Gulachnoff gorgoteó sangre.


—Nadia. Я наконец прихожу домой.


Mi sombra se derramó sobre él. Le descargué ambas pistolas. En este pueblo sólo hay espacio para un hombre muerto caminando.


Ella miraba. Aunque no estaba amordazada, estaba silente, haciendo lo correcto, que era no atraer atención hacia sí. La desaté, dejando las pistolas en el suelo.


—Los que vienen son más —dijo ella—, vienen armados, Matthew.

—Se me acabó la munición.
—No, no, escucha.

Se puso de pie antes de que las sogas tocaran el suelo.


—El hombre que habló por teléfono con El Ruso es el que te quiso muerto.

—No. Era él, era Gulachnoff.
—Matt, escúchame. Me lo dijo a mí. Me dijo que venía a terminar lo que comenzó, porque no le habías dejado opción. Ha estado manipulando a la mafia, la heroína no es ni siquiera de los rusos.

Entraron en la casa. Estaban en el piso de abajo.

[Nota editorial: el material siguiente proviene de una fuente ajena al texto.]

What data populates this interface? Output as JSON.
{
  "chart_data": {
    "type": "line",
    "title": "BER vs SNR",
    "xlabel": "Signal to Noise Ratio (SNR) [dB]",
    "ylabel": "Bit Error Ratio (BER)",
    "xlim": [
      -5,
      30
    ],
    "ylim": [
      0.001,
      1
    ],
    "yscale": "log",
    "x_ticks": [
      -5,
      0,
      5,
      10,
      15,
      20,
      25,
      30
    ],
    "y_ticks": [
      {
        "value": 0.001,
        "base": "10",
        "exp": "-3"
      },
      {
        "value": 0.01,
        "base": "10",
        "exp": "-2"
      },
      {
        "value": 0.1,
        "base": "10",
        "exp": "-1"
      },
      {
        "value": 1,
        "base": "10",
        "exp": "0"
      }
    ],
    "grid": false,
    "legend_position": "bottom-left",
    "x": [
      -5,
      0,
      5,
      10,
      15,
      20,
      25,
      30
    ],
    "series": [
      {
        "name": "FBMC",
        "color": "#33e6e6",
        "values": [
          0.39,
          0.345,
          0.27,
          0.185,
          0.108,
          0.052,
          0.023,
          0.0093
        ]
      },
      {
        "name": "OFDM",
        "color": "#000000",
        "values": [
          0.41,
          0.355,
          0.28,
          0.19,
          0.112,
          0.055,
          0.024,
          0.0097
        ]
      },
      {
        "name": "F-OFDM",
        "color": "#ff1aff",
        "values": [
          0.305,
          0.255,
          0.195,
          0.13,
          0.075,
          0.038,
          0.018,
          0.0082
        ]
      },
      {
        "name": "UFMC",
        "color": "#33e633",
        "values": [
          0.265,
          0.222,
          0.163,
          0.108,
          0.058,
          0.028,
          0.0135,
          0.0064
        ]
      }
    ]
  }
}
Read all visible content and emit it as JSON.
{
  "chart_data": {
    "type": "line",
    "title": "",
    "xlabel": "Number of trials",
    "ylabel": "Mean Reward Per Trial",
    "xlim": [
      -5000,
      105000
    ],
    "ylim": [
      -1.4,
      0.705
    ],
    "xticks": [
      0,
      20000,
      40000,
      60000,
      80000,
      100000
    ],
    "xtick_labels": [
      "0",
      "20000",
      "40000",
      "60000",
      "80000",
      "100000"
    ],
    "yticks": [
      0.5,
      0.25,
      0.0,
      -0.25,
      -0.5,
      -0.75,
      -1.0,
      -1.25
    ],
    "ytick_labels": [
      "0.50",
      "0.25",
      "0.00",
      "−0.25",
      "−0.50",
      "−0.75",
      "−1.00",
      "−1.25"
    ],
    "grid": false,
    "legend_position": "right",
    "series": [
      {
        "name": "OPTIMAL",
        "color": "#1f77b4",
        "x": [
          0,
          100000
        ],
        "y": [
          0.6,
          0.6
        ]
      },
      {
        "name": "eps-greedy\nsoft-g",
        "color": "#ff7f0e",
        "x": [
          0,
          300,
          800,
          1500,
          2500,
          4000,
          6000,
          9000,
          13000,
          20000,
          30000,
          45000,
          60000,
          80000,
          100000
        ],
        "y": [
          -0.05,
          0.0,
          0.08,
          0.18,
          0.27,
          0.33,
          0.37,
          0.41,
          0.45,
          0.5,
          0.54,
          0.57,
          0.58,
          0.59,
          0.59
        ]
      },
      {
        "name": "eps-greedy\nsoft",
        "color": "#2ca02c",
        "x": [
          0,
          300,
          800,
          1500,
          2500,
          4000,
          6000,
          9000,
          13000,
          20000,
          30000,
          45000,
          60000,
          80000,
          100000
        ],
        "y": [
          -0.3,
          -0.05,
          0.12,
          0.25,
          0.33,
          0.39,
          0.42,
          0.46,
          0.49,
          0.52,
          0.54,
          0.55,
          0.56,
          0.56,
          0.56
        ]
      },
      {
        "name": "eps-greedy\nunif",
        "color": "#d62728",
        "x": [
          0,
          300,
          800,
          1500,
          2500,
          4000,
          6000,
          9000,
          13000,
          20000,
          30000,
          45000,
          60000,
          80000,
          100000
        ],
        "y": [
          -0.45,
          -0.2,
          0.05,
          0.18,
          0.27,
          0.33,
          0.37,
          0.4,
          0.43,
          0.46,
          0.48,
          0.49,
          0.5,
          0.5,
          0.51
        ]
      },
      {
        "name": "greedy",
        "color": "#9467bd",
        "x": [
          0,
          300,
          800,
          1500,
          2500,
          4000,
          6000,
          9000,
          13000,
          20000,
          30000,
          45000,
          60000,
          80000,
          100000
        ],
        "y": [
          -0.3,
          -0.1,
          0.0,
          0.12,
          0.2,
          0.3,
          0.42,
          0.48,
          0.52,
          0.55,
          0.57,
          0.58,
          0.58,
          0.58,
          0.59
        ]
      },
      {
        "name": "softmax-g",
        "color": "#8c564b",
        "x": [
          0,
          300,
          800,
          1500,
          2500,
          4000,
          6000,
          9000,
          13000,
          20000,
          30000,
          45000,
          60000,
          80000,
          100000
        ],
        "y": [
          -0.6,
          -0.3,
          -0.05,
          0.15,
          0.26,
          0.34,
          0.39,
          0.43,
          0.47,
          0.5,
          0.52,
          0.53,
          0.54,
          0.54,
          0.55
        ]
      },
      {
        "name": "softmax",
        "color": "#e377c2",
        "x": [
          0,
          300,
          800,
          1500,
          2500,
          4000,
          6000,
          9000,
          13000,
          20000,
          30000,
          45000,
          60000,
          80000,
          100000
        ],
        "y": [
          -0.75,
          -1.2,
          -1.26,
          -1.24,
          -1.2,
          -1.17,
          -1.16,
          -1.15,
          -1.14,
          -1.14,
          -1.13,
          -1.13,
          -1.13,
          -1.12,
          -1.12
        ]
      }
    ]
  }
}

—¿Por qué te dijo todo eso, te lo dijo así como así?


Sacudió la cabeza.


—Los escuché discutir por el teléfono. El Ruso estaba asustado y cansado de las amenazas. Le gritó al otro que si nunca hubiese tocado a Stark, nada de esto estaría pasando.


¿El Ruso asustado?

Los pasos venían por la escalera.
Corrí a la pistola de Valentín, una vieja tokarev. Escondiéndola a mis espaldas, apunté a la entrada.

Primero vinieron los sonidos. Luego las sombras. Por fin, dos hombres comando, dos SWAT entraron con fusiles de asalto.

—¡Suelta el arma!
—¡Bájala!

Estaba loco, pero igual. Obedecí.


—Matthew Stark, estás bajo arresto —dijo el primer SWAT.


¿Así que era él? Joseph Shaw. ¿O era Walt Miller?

Esa risa que venía del pasillo.

Lo supe antes de que hiciera aparición. La sospecha que siempre albergué en mis pesadillas y que nunca me atreví a confrontar porque vivir en un mundo donde no era así me gustaba más.


Él. Todo este tiempo, el único que pudo hacerlo. Él.

Sonrió con una mano en la barbilla, con el lenguaje corporal que ponen los buenos amigos que se consiguen cuando ha pasado demasiado tiempo.

—Qué lástima, Matthew —dijo Vernie Vega.